Theresa Takafuma
Women from the Chipara area under Chief Makore in Gutu have lamented the lack of accessible maternity services as local health care centers do not have adequate facilities to cater for them.
Pregnant women end up walking long distances to access prenatal and antenatal care, as the available health centers are mostly private and unaffordable for the rural folk who have to part with certain amounts of money in order to be assisted by qualified midwives.
In an interview, Miriam Magoga, a woman from Chipara Village said they go to a private clinic at Guni, and have to pay maternity fees to be attended to, and the only other option is to trek to Cheshuro or Nerupiri Rural Health Centre which are very far away.
“To register your pregnancy you have to part with US$20, and when you go to deliver you then pay another US$15, which is hardly affordable for most of us. This then leads to women giving birth at home because the options are equally difficult.
“The other issue is that at the clinic there are no perinatal care services and for us to have our babies immunized we have to go to the nearest clinics like Nerupiri which is many kilometres away,” Magoga said.
Another woman, Jessica Matara, who recently gave birth at the private clinic at Guni said it was difficult to access water when she went to give birth there, and people had to walk about 5km to fetch water for her to use.
“The challenge at the clinic is water and people had to walk nearly 5km to access water. The other problem is that you have to buy your own injections.

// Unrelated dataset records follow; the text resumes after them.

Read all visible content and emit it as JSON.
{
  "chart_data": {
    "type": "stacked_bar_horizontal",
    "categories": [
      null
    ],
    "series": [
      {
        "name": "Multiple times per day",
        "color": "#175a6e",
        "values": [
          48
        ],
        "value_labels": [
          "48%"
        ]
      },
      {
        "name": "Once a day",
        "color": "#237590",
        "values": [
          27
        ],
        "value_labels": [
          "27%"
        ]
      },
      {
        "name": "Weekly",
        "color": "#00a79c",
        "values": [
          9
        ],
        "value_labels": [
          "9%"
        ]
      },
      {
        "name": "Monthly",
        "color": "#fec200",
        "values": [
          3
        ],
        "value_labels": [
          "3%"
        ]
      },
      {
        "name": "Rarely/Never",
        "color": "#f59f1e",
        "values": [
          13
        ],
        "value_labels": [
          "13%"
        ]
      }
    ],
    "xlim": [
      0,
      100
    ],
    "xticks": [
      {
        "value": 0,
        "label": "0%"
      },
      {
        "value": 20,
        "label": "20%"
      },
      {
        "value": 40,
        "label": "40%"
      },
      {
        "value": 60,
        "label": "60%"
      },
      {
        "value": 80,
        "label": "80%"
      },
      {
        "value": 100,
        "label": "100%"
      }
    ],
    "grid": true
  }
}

After giving birth you are told to go to Cheshuro Rural Health Centre which is over 20km away and you can imagine how it is for a woman who has just given birth.
Hilda Chipara, from the same area said local clinics do not assist first time mothers, those with pregnancy complications and women who have had multiple births.
She said for first time mothers in the area it then becomes difficult especially if they do not have money, making them vulnerable to birth complications, birth injuries, even deaths.
“Our local clinics do not accept mhandatsva (new mothers) and that leaves them with little to no option but to resort to home births. At Cheshuro they do that because they say if you have complications they do not have transport to ferry you to a bigger hospital.
“They also do not have waiting homes so it then becomes difficult if a woman gets into labour to walk all the way to the health center in that condition, as there is no transport,” Chipara said.